With American Heart Month having just concluded, it’s worth exploring these new guidelines and what they mean for the number of Americans suffering high blood pressure.
The new guidelines were published in a comprehensive report by the American College of Cardiology and the American Heart Association.
Nine other professional medical organizations took part in producing this major document, which relied on more than 900 medical studies. One in particular, called SPRINT (Systolic Blood Pressure Intervention Trial), was published in 2015.
This NIH study included almost 10,000 people with a systolic pressure of over 130. Note that systolic pressure is the first of the two numbers that comprise a blood pressure reading. These SPRINT study participants were randomly assigned to one of two groups.
The intensive treatment group had their systolic pressure lowered with a goal of less than 120. The other group had their systolic pressure lowered with a goal of less than 140. The intensive treatment group was found to have a reduced risk for heart attacks, strokes, heart failure and death. The benefits were so striking that the study was stopped early.
We know that blood pressure can vary moment to moment. A wide variety of stimuli, even just walking into a medical exam room, can raise the pressure. So when should blood pressure be measured to determine if someone has hypertension? In SPRINT, the investigators used an interesting technique for blood pressure measurement in an attempt to minimize outside stimuli.
After a study participant walked into an exam room, a high-quality automated blood pressure cuff was set up and programmed to measure the blood pressure once every minute for three readings, starting five minutes after medical personnel left the room.
The blood pressure reading obtained in this fashion may be lower than a blood pressure obtained during a usual medical office visit. As in SPRINT, medical providers should try and obtain blood pressure readings that are not influenced by outside stimuli before deciding if someone has hypertension.
Other ways this can be done include home blood pressure measurements, a 24-hour blood pressure monitor, waiting at least five minutes after the patient enters the exam room before measuring blood pressure, and taking several blood pressure measurements during the office visit.
With these new guidelines, the number of adults in the United States considered to have hypertension increases by 31 million to 46 percent of the population.
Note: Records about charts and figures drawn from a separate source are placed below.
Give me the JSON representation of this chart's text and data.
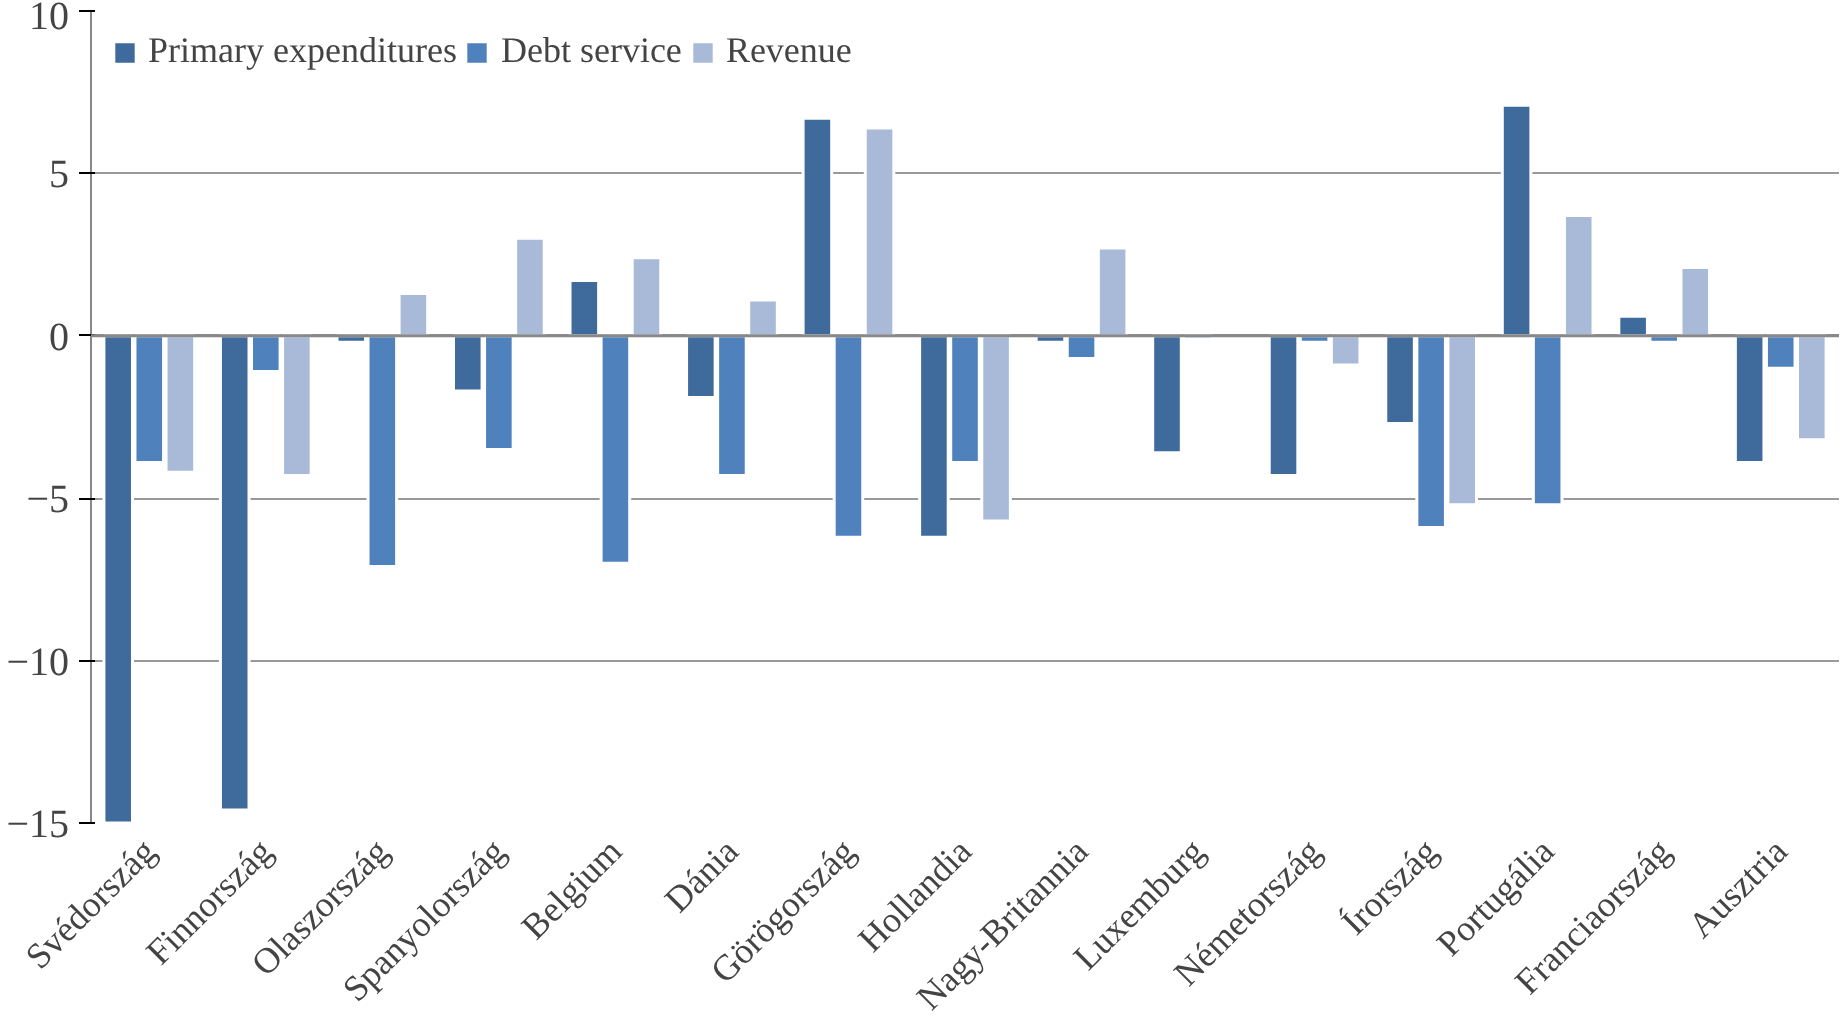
{
  "chart_data": {
    "type": "bar",
    "categories": [
      "Svédország",
      "Finnország",
      "Olaszország",
      "Spanyolország",
      "Belgium",
      "Dánia",
      "Görögország",
      "Hollandia",
      "Nagy-Britannia",
      "Luxemburg",
      "Németország",
      "Írország",
      "Portugália",
      "Franciaország",
      "Ausztria"
    ],
    "series": [
      {
        "name": "Primary expenditures",
        "color": "#3f6a9c",
        "values": [
          -15,
          -14.6,
          -0.2,
          -1.7,
          1.7,
          -1.9,
          6.7,
          -6.2,
          -0.2,
          -3.6,
          -4.3,
          -2.7,
          7.1,
          0.6,
          -3.9
        ]
      },
      {
        "name": "Debt service",
        "color": "#4f81bd",
        "values": [
          -3.9,
          -1.1,
          -7.1,
          -3.5,
          -7.0,
          -4.3,
          -6.2,
          -3.9,
          -0.7,
          -0.1,
          -0.2,
          -5.9,
          -5.2,
          -0.2,
          -1.0
        ]
      },
      {
        "name": "Revenue",
        "color": "#a9b9d8",
        "values": [
          -4.2,
          -4.3,
          1.3,
          3.0,
          2.4,
          1.1,
          6.4,
          -5.7,
          2.7,
          null,
          -0.9,
          -5.2,
          3.7,
          2.1,
          -3.2
        ]
      }
    ],
    "ylim": [
      -15,
      10
    ],
    "yticks": [
      -15,
      -10,
      -5,
      0,
      5,
      10
    ],
    "grid": "y",
    "legend": "top left"
  }
}
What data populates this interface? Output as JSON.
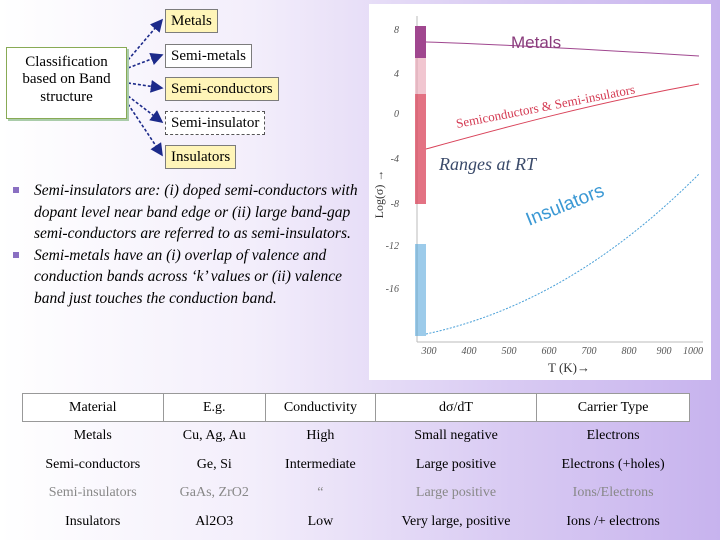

However, the need for blood pressure-lowering medicine will apply to just 4 million of these people.
The rest of the newly diagnosed individuals who have a lesser elevation of blood pressure may need only to modify their lifestyle (a healthier diet and increased physical activity, for example) to achieve a normal blood pressure. For those already taking blood pressure-lowering medicine, 53 percent will need more medicine for improved blood pressure control.
The new recommendations also point out that those people who already have cardiovascular disease, or have a high risk of developing it, should have high blood pressure treated more aggressively.
It was not until the 1960s that the association between hypertension and cardiovascular disease was discovered. In the little more than 50 years since, much of the improvement in cardiovascular health can be attributed to an improvement in blood pressure control.
Now, with these new, more rigorous guidelines, cardiovascular health is expected to improve even more. If you are concerned that your blood pressure may be too high, please consult your doctor.
Dr. Peter Lemis is a board-certified cardiologist at Summit Cardiology in Frisco.